Peixes exclusivos das ilhas brasileiras

Os pesquisadores estudaram principalmente as ilhas de Fernando de Noronha (PE), São Pedro e São Paulo (PE) e Trindade (ES). O Arquipélago de São Pedro e São Paulo fica a cerca de 1.100 quilômetros de Natal (RN), a capital mais próxima, abriga pequenos ilhéus rochosos e é um dos conjuntos mais remotos do mundo.

Devido ao isolamento, uma grande proporção de sua biodiversidade marinha fica exclusivamente em seus recifes rochosos.

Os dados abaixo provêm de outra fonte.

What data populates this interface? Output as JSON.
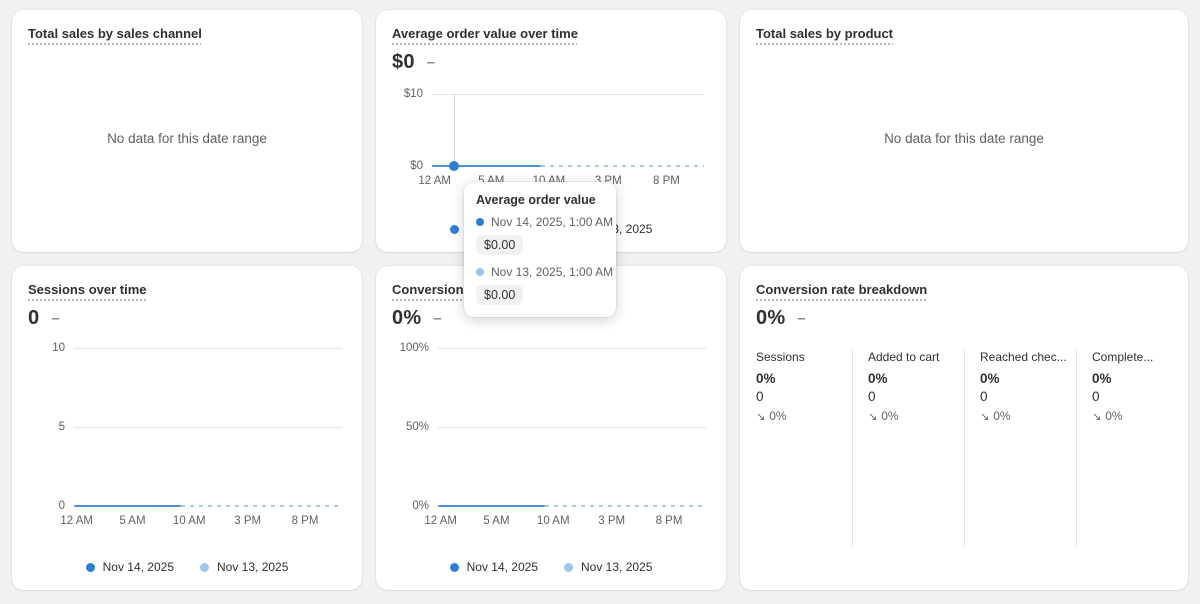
{
  "colors": {
    "page_background": "#f1f1f1",
    "card_background": "#ffffff",
    "series_current": "#2e7dd1",
    "series_previous": "#9cc6ee",
    "line_solid": "#4a90d6",
    "line_dashed": "#a7cae9",
    "axis_text": "#616161",
    "gridline": "#e4e4e4"
  },
  "icons": {
    "decrease_arrow": "↘"
  },
  "cards": {
    "sales_by_channel": {
      "title": "Total sales by sales channel",
      "empty_message": "No data for this date range"
    },
    "aov": {
      "title": "Average order value over time",
      "big_value": "$0",
      "change_indicator": "–",
      "y_ticks": [
        "$10",
        "$0"
      ],
      "x_ticks": [
        "12 AM",
        "5 AM",
        "10 AM",
        "3 PM",
        "8 PM"
      ],
      "legend": [
        {
          "label": "Nov 14, 2025"
        },
        {
          "label": "Nov 13, 2025"
        }
      ],
      "tooltip": {
        "title": "Average order value",
        "rows": [
          {
            "date": "Nov 14, 2025, 1:00 AM",
            "value": "$0.00"
          },
          {
            "date": "Nov 13, 2025, 1:00 AM",
            "value": "$0.00"
          }
        ]
      }
    },
    "sales_by_product": {
      "title": "Total sales by product",
      "empty_message": "No data for this date range"
    },
    "sessions": {
      "title": "Sessions over time",
      "big_value": "0",
      "change_indicator": "–",
      "y_ticks": [
        "10",
        "5",
        "0"
      ],
      "x_ticks": [
        "12 AM",
        "5 AM",
        "10 AM",
        "3 PM",
        "8 PM"
      ],
      "legend": [
        {
          "label": "Nov 14, 2025"
        },
        {
          "label": "Nov 13, 2025"
        }
      ]
    },
    "conversion_rate": {
      "title": "Conversion rate over time",
      "big_value": "0%",
      "change_indicator": "–",
      "y_ticks": [
        "100%",
        "50%",
        "0%"
      ],
      "x_ticks": [
        "12 AM",
        "5 AM",
        "10 AM",
        "3 PM",
        "8 PM"
      ],
      "legend": [
        {
          "label": "Nov 14, 2025"
        },
        {
          "label": "Nov 13, 2025"
        }
      ]
    },
    "conversion_breakdown": {
      "title": "Conversion rate breakdown",
      "big_value": "0%",
      "change_indicator": "–",
      "columns": [
        {
          "label": "Sessions",
          "rate": "0%",
          "count": "0",
          "delta": "0%"
        },
        {
          "label": "Added to cart",
          "rate": "0%",
          "count": "0",
          "delta": "0%"
        },
        {
          "label": "Reached chec...",
          "rate": "0%",
          "count": "0",
          "delta": "0%"
        },
        {
          "label": "Complete...",
          "rate": "0%",
          "count": "0",
          "delta": "0%"
        }
      ]
    }
  },
  "chart_data": [
    {
      "type": "line",
      "title": "Average order value over time",
      "summary_value": "$0",
      "ylabel": "",
      "xlabel": "",
      "ylim": [
        0,
        10
      ],
      "y_tick_labels": [
        "$0",
        "$10"
      ],
      "x_tick_labels": [
        "12 AM",
        "5 AM",
        "10 AM",
        "3 PM",
        "8 PM"
      ],
      "grid": "top gridline only",
      "legend_position": "bottom-center",
      "series": [
        {
          "name": "Nov 14, 2025",
          "style": "solid",
          "extent": "12 AM to ~10 AM",
          "values": "flat at 0"
        },
        {
          "name": "Nov 13, 2025",
          "style": "dashed",
          "extent": "~10 AM to 11 PM",
          "values": "flat at 0"
        }
      ],
      "hovered_point": {
        "x": "1:00 AM",
        "y": 0,
        "crosshair": true
      }
    },
    {
      "type": "line",
      "title": "Sessions over time",
      "summary_value": "0",
      "ylim": [
        0,
        10
      ],
      "y_tick_labels": [
        "0",
        "5",
        "10"
      ],
      "x_tick_labels": [
        "12 AM",
        "5 AM",
        "10 AM",
        "3 PM",
        "8 PM"
      ],
      "grid": "gridlines at 5 and 10",
      "legend_position": "bottom-center",
      "series": [
        {
          "name": "Nov 14, 2025",
          "style": "solid",
          "extent": "12 AM to ~10 AM",
          "values": "flat at 0"
        },
        {
          "name": "Nov 13, 2025",
          "style": "dashed",
          "extent": "~10 AM to 11 PM",
          "values": "flat at 0"
        }
      ]
    },
    {
      "type": "line",
      "title": "Conversion rate over time",
      "summary_value": "0%",
      "ylim": [
        0,
        100
      ],
      "y_tick_labels": [
        "0%",
        "50%",
        "100%"
      ],
      "x_tick_labels": [
        "12 AM",
        "5 AM",
        "10 AM",
        "3 PM",
        "8 PM"
      ],
      "grid": "gridlines at 50% and 100%",
      "legend_position": "bottom-center",
      "series": [
        {
          "name": "Nov 14, 2025",
          "style": "solid",
          "extent": "12 AM to ~10 AM",
          "values": "flat at 0"
        },
        {
          "name": "Nov 13, 2025",
          "style": "dashed",
          "extent": "~10 AM to 11 PM",
          "values": "flat at 0"
        }
      ]
    },
    {
      "type": "table",
      "title": "Conversion rate breakdown",
      "summary_value": "0%",
      "columns": [
        "Sessions",
        "Added to cart",
        "Reached chec...",
        "Complete..."
      ],
      "rows": [
        {
          "rate": "0%",
          "count": 0,
          "change": "down 0%"
        },
        {
          "rate": "0%",
          "count": 0,
          "change": "down 0%"
        },
        {
          "rate": "0%",
          "count": 0,
          "change": "down 0%"
        },
        {
          "rate": "0%",
          "count": 0,
          "change": "down 0%"
        }
      ]
    }
  ]
}
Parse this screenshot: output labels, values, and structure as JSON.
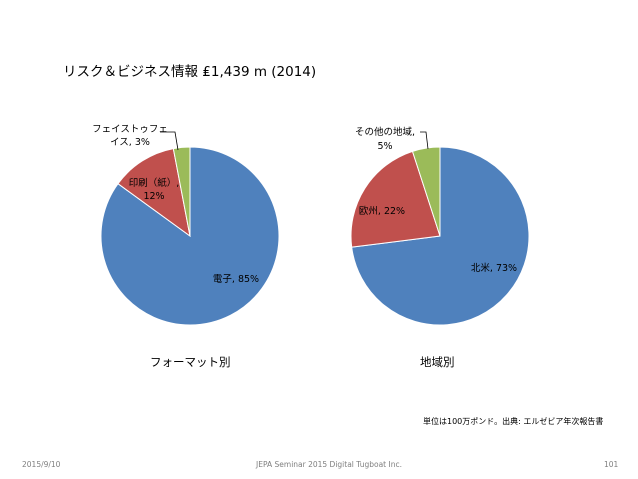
{
  "slide": {
    "title": "リスク＆ビジネス情報 ₤1,439 m (2014)",
    "note": "単位は100万ポンド。出典: エルゼビア年次報告書",
    "footer_date": "2015/9/10",
    "footer_center": "JEPA Seminar 2015 Digital Tugboat Inc.",
    "footer_page": "101"
  },
  "colors": {
    "blue": "#4f81bd",
    "red": "#c0504d",
    "green": "#9bbb59"
  },
  "chart_data": [
    {
      "type": "pie",
      "caption": "フォーマット別",
      "slices": [
        {
          "label": "電子",
          "value": 85,
          "display": "電子, 85%",
          "color": "#4f81bd"
        },
        {
          "label": "印刷（紙）",
          "value": 12,
          "display": [
            "印刷（紙）,",
            "12%"
          ],
          "color": "#c0504d"
        },
        {
          "label": "フェイストゥフェイス",
          "value": 3,
          "display": [
            "フェイストゥフェ",
            "イス, 3%"
          ],
          "color": "#9bbb59"
        }
      ]
    },
    {
      "type": "pie",
      "caption": "地域別",
      "slices": [
        {
          "label": "北米",
          "value": 73,
          "display": "北米, 73%",
          "color": "#4f81bd"
        },
        {
          "label": "欧州",
          "value": 22,
          "display": "欧州, 22%",
          "color": "#c0504d"
        },
        {
          "label": "その他の地域",
          "value": 5,
          "display": [
            "その他の地域,",
            "5%"
          ],
          "color": "#9bbb59"
        }
      ]
    }
  ]
}
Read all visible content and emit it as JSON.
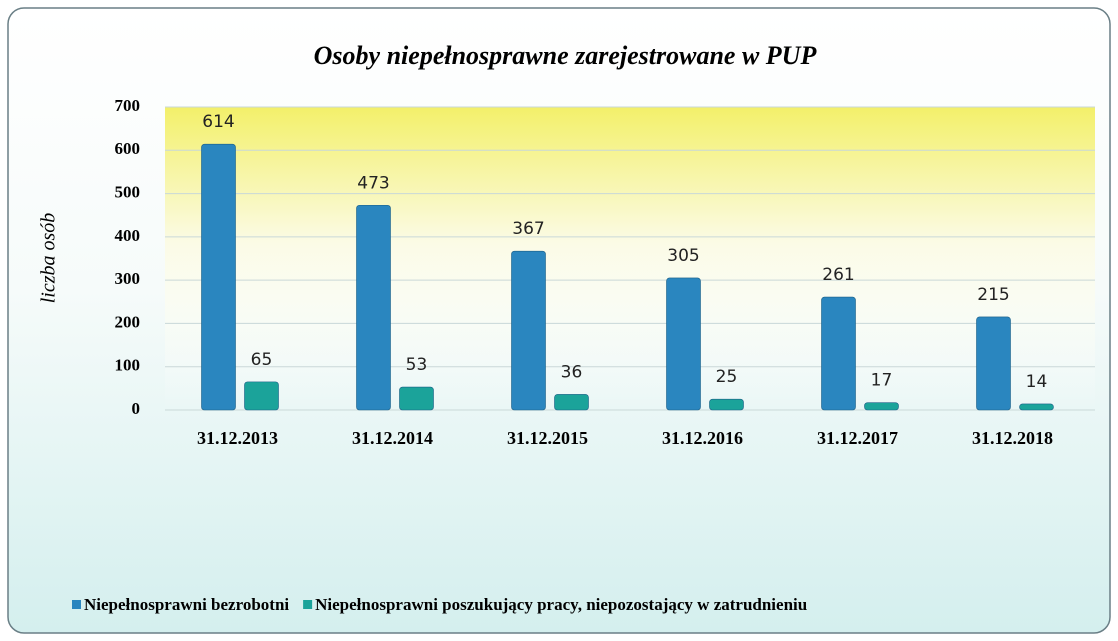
{
  "chart_data": {
    "type": "bar",
    "title": "Osoby niepełnosprawne zarejestrowane w PUP",
    "y_label": "liczba osób",
    "categories": [
      "31.12.2013",
      "31.12.2014",
      "31.12.2015",
      "31.12.2016",
      "31.12.2017",
      "31.12.2018"
    ],
    "series": [
      {
        "name": "Niepełnosprawni bezrobotni",
        "color": "#2a86bf",
        "values": [
          614,
          473,
          367,
          305,
          261,
          215
        ]
      },
      {
        "name": "Niepełnosprawni poszukujący pracy, niepozostający w zatrudnieniu",
        "color": "#1ba39a",
        "values": [
          65,
          53,
          36,
          25,
          17,
          14
        ]
      }
    ],
    "ylim": [
      0,
      700
    ],
    "yticks": [
      0,
      100,
      200,
      300,
      400,
      500,
      600,
      700
    ],
    "grid": true,
    "legend": "bottom"
  }
}
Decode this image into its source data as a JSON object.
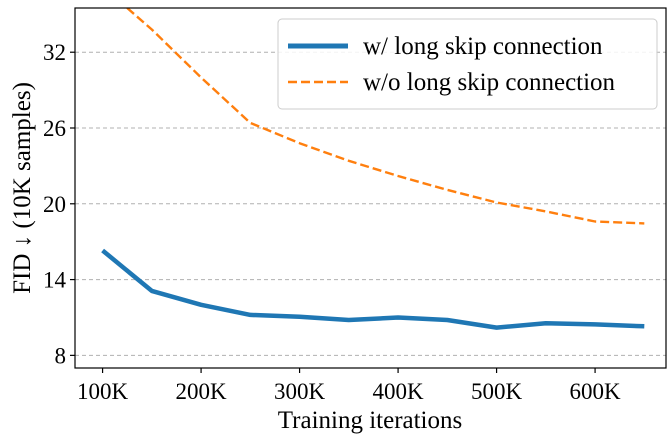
{
  "chart_data": {
    "type": "line",
    "xlabel": "Training iterations",
    "ylabel": "FID ↓ (10K samples)",
    "x_ticks": [
      100000,
      200000,
      300000,
      400000,
      500000,
      600000
    ],
    "x_tick_labels": [
      "100K",
      "200K",
      "300K",
      "400K",
      "500K",
      "600K"
    ],
    "y_ticks": [
      8,
      14,
      20,
      26,
      32
    ],
    "y_tick_labels": [
      "8",
      "14",
      "20",
      "26",
      "32"
    ],
    "xlim": [
      72000,
      672000
    ],
    "ylim": [
      7,
      35.5
    ],
    "grid": "horizontal dashed",
    "legend_position": "top-right",
    "series": [
      {
        "name": "w/ long skip connection",
        "color": "#1f77b4",
        "style": "solid",
        "x": [
          100000,
          150000,
          200000,
          250000,
          300000,
          350000,
          400000,
          450000,
          500000,
          550000,
          600000,
          650000
        ],
        "y": [
          16.3,
          13.1,
          12.0,
          11.2,
          11.05,
          10.8,
          11.0,
          10.8,
          10.2,
          10.55,
          10.45,
          10.3
        ]
      },
      {
        "name": "w/o long skip connection",
        "color": "#ff7f0e",
        "style": "dashed",
        "x": [
          125000,
          150000,
          200000,
          250000,
          300000,
          350000,
          400000,
          450000,
          500000,
          550000,
          600000,
          650000
        ],
        "y": [
          35.5,
          33.8,
          30.0,
          26.4,
          24.8,
          23.4,
          22.2,
          21.1,
          20.1,
          19.4,
          18.6,
          18.45
        ]
      }
    ]
  }
}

Mas alguns peixes também são encontrados em outras ilhas brasileiras, como Fernando de Noronha e Atol das Rocas (PE).

Exemplos dessas espécies endêmicas são o Choranthias salmopunctatus, o Prognathodes obliquus, encontradas somente no arquipélago São Pedro e São Paulo. Já o Malacoctenus lianae e o Tosanoides aphrodite são encontrados lá e em Fernando de Noronha.

Malacoctenus lianae, espécie endêmica brasileira — Foto: Divulgação / Luiz A. Rocha
Malacoctenus lianae, espécie endêmica brasileira — Foto: Divulgação / Luiz A. Rocha

O levantamento apontou que aproximadamente 12% da biodiversidade mundial de peixes recifais são formados por espécies endêmicas de ilhas. Em alguns casos, ilhas distantes apresentam conexões genéticas mais fortes entre si do que com regiões continentais próximas. Isso ocorre, por exemplo, nos territórios britânicos Santa Helena e Ascensão, no Atlântico Sul, e com Galápagos e Rapa Nui, territórios de Equador e Chile, respectivamente, no Pacífico.

Essa conclusão lança um novo paradigma e enfrenta o entendimento anterior sobre isolamento e dispersão de espécies.

— Algumas espécies endêmicas de Fernando de Noronha, por exemplo, ocorrem também no Atol das Rocas ou na Ilha de São Pedro e São Paulo, e vice-versa. Mas são espécies que não colonizaram a região costeira. Portanto, como são ilhas que estão relativamente próximas, as espécies que ocorrem por lá são consideradas endêmicas pelo critério que propomos — explica Pinheiro. — Dimensionar corretamente o tamanho e a vulnerabilidade das populações da fauna de um determinado ambiente é fundamental para as estratégias de proteção marinha.

O estudo usou o conceito de “endemismo insular-provincial”, para incluir como espécies endêmicas de ilhas oceânicas todas as que ocorrem em um conjunto de ilhas de uma mesma região biogeográfica, mas não colonizam áreas continentais próximas.

Segundo os pesquisadores, cerca de 40% das espécies endêmicas se enquadram nessa categoria e apresentam distribuição “extremamente limitada”. Por isso, são altamente vulneráveis.

— Ignorar essas espécies pode levar a interpretações erradas sobre a formação da biodiversidade e sobre quais áreas são mais vulneráveis aos impactos humanos, incluindo as mudanças climáticas —alerta Quimbayo.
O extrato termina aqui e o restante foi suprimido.